Suasana kebatinan yang sama itu pulalah yang kemudian membuat Anies Baswedan didapuk sebagai Menteri Pendidikan di era Jokowi jilid 1.
Meski dua tahun kemudian, Jokowi mencopotnya.
Nah, mengutip dari tulisan Rafif Amir, seorang penulis buku berjudul “Masyumi, PKI, dan Politik Zaman Revolusi”, dan Sekjen BPP FLP, punya analisis yang menarik terkait pencopotan Anies Baswedan sebagai Menteri Pendidikan.
Menurutnya, modal dicopot oleh Jokowi itu dimanfaatkan oleh Anies Baswedan untuk berada di barisan oposisi. Ia merapat pada PKS, satu-satunya partai yang paling lantang mengkritik rezim.
Tak lama setelah itu, muncul kasus penistaan agama yang menyeret nama Ahok, salah satu kandidat terkuat DKI 1.
Nama Ahok pun redup. Sementara PKS membaca peluang itu untuk mengusung Anies Baswedan.

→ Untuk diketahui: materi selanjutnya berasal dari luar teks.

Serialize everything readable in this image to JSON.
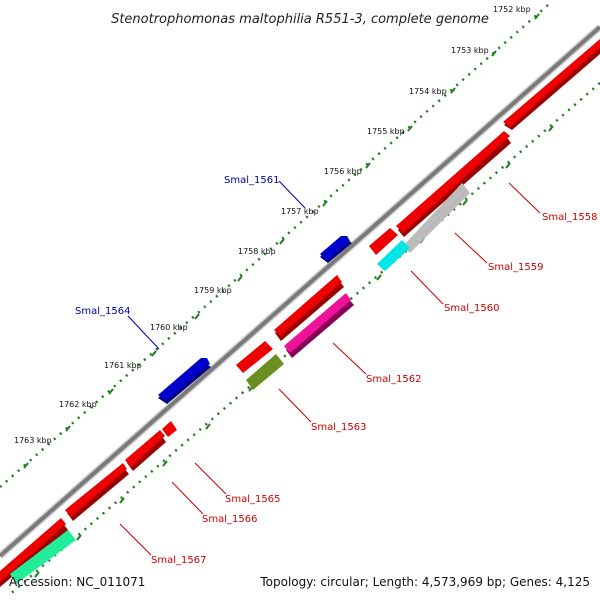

Bersama PKS dan Gerindra, Anies Baswedan melaju dan keluar sebagai pemenang.
Sebagai bagian dari oposisi, Anies Baswedan harus mencitrakan dirinya sebaik mungkin, totalitas, demi meraih hati para pendukungnya.
Ia yang semula dikenal nasionalis-liberal, harus mengubah wujudnya menjadi nasionalis-agamis. Dan Anies Baswedan, tentu saja berhasil.

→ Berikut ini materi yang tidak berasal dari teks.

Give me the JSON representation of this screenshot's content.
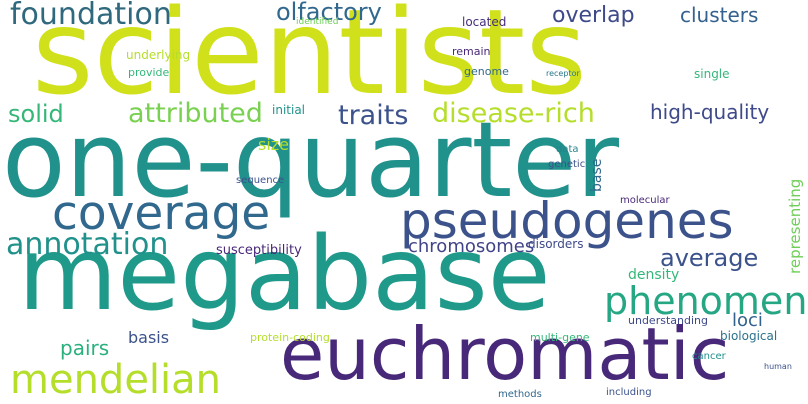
{
  "word_cloud": {
    "words": [
      {
        "text": "scientists",
        "color": "#d0e11c"
      },
      {
        "text": "one-quarter",
        "color": "#21918c"
      },
      {
        "text": "megabase",
        "color": "#1f9a8a"
      },
      {
        "text": "euchromatic",
        "color": "#482878"
      },
      {
        "text": "pseudogenes",
        "color": "#3b528b"
      },
      {
        "text": "coverage",
        "color": "#31688e"
      },
      {
        "text": "phenomena",
        "color": "#26a784"
      },
      {
        "text": "mendelian",
        "color": "#b5de2b"
      },
      {
        "text": "foundation",
        "color": "#30697e"
      },
      {
        "text": "annotation",
        "color": "#21918c"
      },
      {
        "text": "attributed",
        "color": "#7ad151"
      },
      {
        "text": "disease-rich",
        "color": "#b5de2b"
      },
      {
        "text": "olfactory",
        "color": "#31688e"
      },
      {
        "text": "overlap",
        "color": "#3e4989"
      },
      {
        "text": "clusters",
        "color": "#34618d"
      },
      {
        "text": "traits",
        "color": "#3b528b"
      },
      {
        "text": "solid",
        "color": "#35b779"
      },
      {
        "text": "high-quality",
        "color": "#3e4a89"
      },
      {
        "text": "average",
        "color": "#3b528b"
      },
      {
        "text": "chromosomes",
        "color": "#414487"
      },
      {
        "text": "pairs",
        "color": "#2ab07f"
      },
      {
        "text": "loci",
        "color": "#33638d"
      },
      {
        "text": "basis",
        "color": "#3b528b"
      },
      {
        "text": "size",
        "color": "#b5de2b"
      },
      {
        "text": "density",
        "color": "#35b779"
      },
      {
        "text": "representing",
        "color": "#6ece58"
      },
      {
        "text": "susceptibility",
        "color": "#482878"
      },
      {
        "text": "disorders",
        "color": "#3e4989"
      },
      {
        "text": "base",
        "color": "#31688e"
      },
      {
        "text": "initial",
        "color": "#21918c"
      },
      {
        "text": "underlying",
        "color": "#b5de2b"
      },
      {
        "text": "located",
        "color": "#472d7b"
      },
      {
        "text": "remain",
        "color": "#482878"
      },
      {
        "text": "genome",
        "color": "#31688e"
      },
      {
        "text": "provide",
        "color": "#35b779"
      },
      {
        "text": "single",
        "color": "#35b779"
      },
      {
        "text": "understanding",
        "color": "#3e4989"
      },
      {
        "text": "biological",
        "color": "#2c728e"
      },
      {
        "text": "protein-coding",
        "color": "#b5de2b"
      },
      {
        "text": "multi-gene",
        "color": "#35b779"
      },
      {
        "text": "molecular",
        "color": "#482878"
      },
      {
        "text": "sequence",
        "color": "#3b528b"
      },
      {
        "text": "genetic",
        "color": "#3b528b"
      },
      {
        "text": "data",
        "color": "#26828e"
      },
      {
        "text": "identified",
        "color": "#6ece58"
      },
      {
        "text": "receptor",
        "color": "#2a788e"
      },
      {
        "text": "cancer",
        "color": "#21918c"
      },
      {
        "text": "human",
        "color": "#3b528b"
      },
      {
        "text": "methods",
        "color": "#31688e"
      },
      {
        "text": "including",
        "color": "#3b528b"
      }
    ]
  }
}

Peran ini terus ia mainkan hingga pada laga Pilpres. Namun sayangnya, ia gagal. Padahal ia merasa sudah dihajar habis-habisan; dicap radikal, orang Yaman, dan tuduhan-tuduhan lain yang membuat tak nyaman.
Menurut Rafif Amir, kini rasa-rasanya Anies Baswedan ‘merasa’ telah salah masuk kolam.
‘Bahasa tubuh’ tersebut sudah terpancar tatkala Anies Baswedan seperti sengaja ingin lepas dari tarikan PKS.
Ia biarkan PKS terkatung-katung nasibnya di PILKADA 2024 Jakarta. Ia ingin pisah, tapi secara diam-diam. Padahal saat itu PKS sudah mendeklarasikan dirinya bersama
Anies Baswedan bisa menyatakan diri bergabung dengan PKS dan menjadi kader, agar mempermudah PKS untuk mencari mitra koaliasi karena pada saat itu aturan partai pengusung di PILKADA 2024 masih merujuk pada jumlah kursi.